City Councilman Jumaane Williams and Public Advocate Bill de Blasio said they were distressed by a flurry of complaints from voters during Thursday's state legislative primaries, stemming mainly from voter confusion over poll site changes after district lines were redrawn earlier this year.
“What I witnessed at the polls today was simply the worst example of voter disenfranchisement I have personally seen,” said Williams, who spent the evening at Tilden High School and P.S. 269 Nostrand in East Flatbush, Brooklyn.
“Voters, many of them seniors, were streaming out of polling sites screaming, cursing and near tears over the frustration they experienced,” he described, pointing to “countless stories" of voters being told that they were at the wrong polling sites and not informed of their ability to ask for affidavit ballots.
Among those left frustrated was Caitlin Burns, 28, who lives on the border of Inwood and Washington Heights. She said she was forced to travel to three separate polling stations early Thursday morning before eventually casting her ballot in the race between State Sen. Adriano Espaillat and Assemblyman Guillermo Linares.
Burns said that she mistakenly headed to the wrong polling station, a local middle school, after voting there during the Congressional primary back in June, and never receiving any notice her poll site had changed.
Staff there referred her to another polling station, a local YWHA, where she was told she wasn’t on the rolls and was referred to yet another location. There, she was informed that she was indeed registered at YWHA, where she was eventually allowed to vote.
“It was just hugely frustrating,” said Burns, who added that, had she not been so committed to voting, she likely would have given up.
It was a similar story for Claire Tuck, 33, who lives in Carroll Gardens, Brooklyn. She said she and her husband headed to the School of International Studies to cast their ballots Thursday morning, just as they'd done for the past three years. But this time, they were told their names weren’t on the list. Poll workers directed them to fill affidavit ballots, and insisted there was nothing else they could do.
Instead, the pair called the Board of Election's voter hotline, which told them they were actually supposed to be voting at P.S. 29.
“We were never given any notice of this whatsoever,” Tuck insisted.

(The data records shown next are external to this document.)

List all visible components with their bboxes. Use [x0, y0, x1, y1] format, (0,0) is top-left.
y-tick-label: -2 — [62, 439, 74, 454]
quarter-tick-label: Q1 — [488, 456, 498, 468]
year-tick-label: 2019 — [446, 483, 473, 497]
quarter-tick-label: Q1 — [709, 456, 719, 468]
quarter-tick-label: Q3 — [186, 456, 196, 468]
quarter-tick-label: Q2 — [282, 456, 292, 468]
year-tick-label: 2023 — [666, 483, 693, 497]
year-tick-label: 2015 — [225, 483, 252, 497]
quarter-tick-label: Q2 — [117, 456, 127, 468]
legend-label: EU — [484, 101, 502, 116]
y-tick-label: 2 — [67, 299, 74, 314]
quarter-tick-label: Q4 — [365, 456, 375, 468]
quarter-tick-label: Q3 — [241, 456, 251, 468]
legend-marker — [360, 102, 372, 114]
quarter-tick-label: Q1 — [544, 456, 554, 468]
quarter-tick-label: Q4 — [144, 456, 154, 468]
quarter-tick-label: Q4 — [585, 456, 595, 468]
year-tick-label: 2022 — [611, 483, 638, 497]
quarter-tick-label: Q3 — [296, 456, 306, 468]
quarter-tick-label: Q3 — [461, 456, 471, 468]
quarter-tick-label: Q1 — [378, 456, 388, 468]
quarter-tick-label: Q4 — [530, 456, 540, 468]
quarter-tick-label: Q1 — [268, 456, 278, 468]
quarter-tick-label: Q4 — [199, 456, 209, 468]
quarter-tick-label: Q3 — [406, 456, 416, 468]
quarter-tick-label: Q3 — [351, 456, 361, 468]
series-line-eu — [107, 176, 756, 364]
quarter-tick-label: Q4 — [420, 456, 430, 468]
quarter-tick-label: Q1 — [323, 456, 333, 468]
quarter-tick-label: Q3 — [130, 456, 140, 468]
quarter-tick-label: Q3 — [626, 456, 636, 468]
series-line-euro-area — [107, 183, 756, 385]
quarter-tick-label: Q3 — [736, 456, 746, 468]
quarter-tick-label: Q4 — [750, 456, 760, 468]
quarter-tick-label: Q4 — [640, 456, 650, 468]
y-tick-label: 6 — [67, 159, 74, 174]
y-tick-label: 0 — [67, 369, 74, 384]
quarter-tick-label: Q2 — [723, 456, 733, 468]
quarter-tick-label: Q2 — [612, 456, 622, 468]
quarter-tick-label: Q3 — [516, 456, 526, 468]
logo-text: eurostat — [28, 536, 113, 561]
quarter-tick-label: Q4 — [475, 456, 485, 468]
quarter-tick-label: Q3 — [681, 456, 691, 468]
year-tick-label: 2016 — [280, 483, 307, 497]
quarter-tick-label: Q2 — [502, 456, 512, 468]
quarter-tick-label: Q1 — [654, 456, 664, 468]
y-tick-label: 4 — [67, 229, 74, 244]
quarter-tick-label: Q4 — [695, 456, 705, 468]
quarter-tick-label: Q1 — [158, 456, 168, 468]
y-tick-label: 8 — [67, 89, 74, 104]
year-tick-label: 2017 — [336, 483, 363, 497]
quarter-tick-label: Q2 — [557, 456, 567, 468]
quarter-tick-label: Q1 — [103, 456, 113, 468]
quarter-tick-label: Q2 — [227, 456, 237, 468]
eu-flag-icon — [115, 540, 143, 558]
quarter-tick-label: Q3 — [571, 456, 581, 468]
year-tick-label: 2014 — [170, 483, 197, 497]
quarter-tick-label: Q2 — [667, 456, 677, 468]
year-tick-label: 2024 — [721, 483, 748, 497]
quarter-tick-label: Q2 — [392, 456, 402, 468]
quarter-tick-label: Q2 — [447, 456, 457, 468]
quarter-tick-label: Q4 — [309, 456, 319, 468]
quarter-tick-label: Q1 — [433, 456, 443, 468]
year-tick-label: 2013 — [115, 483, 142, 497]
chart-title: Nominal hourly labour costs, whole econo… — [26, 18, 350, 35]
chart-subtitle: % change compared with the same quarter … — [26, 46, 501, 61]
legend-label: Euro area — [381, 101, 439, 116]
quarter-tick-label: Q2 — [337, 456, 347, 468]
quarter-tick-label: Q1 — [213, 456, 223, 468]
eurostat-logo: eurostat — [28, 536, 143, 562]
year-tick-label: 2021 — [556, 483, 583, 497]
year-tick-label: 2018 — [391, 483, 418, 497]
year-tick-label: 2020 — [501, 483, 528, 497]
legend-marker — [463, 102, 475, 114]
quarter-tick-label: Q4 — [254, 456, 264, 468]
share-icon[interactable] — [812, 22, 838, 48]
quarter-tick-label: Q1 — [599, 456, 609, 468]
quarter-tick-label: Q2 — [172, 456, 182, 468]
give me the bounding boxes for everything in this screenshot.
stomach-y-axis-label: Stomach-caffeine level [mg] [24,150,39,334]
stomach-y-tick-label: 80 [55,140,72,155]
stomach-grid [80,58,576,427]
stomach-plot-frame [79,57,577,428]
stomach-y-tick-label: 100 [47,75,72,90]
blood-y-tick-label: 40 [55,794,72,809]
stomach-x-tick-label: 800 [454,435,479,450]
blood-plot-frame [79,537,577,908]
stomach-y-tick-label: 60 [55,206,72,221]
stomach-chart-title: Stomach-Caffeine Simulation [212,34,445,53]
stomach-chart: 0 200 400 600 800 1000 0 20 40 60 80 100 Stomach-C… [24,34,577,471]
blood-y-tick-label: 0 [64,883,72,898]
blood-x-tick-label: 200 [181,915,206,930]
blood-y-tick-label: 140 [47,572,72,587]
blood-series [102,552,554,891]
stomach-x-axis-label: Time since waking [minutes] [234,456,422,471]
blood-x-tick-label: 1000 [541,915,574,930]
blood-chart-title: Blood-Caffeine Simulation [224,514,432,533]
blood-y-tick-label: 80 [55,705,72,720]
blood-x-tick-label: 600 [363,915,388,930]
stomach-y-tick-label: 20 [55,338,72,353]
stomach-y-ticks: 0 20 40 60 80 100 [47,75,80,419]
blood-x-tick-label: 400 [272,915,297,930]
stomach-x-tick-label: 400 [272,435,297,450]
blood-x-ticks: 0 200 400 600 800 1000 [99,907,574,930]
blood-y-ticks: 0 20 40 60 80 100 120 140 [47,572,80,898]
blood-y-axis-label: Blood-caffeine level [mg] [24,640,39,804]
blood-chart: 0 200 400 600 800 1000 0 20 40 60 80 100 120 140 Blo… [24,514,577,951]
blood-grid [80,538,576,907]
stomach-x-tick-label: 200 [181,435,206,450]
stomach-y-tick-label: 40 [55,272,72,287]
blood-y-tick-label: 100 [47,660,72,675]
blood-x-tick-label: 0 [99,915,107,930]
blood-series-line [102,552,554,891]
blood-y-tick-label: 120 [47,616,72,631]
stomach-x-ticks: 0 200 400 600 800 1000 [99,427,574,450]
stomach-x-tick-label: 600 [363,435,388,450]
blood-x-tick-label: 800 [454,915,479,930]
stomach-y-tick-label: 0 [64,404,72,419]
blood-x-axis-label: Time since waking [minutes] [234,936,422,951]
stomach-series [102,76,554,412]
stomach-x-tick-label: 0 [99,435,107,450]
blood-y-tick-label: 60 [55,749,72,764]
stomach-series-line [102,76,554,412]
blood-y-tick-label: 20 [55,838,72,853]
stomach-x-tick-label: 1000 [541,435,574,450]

“I don’t know how many people who were maybe not as determined as us were actually deterred from voting," she said.
In a letter to the president of the Board of Elections, de Blasio called on the board to immediately address the issues so they're prepared for November’s general election, by making sure all poll site information mailed to voters was up- to-date and accurate. He also called for better poll worker training.
“With November’s Presidential Election looming, much more must be done immediately to prevent widespread confusion that could disenfranchise thousands of New Yorkers," he wrote.
Board of Elections spokeswoman Valerie Vazquez said the board sent poll site notices to all voters in August, as well as updates later if sites had changed.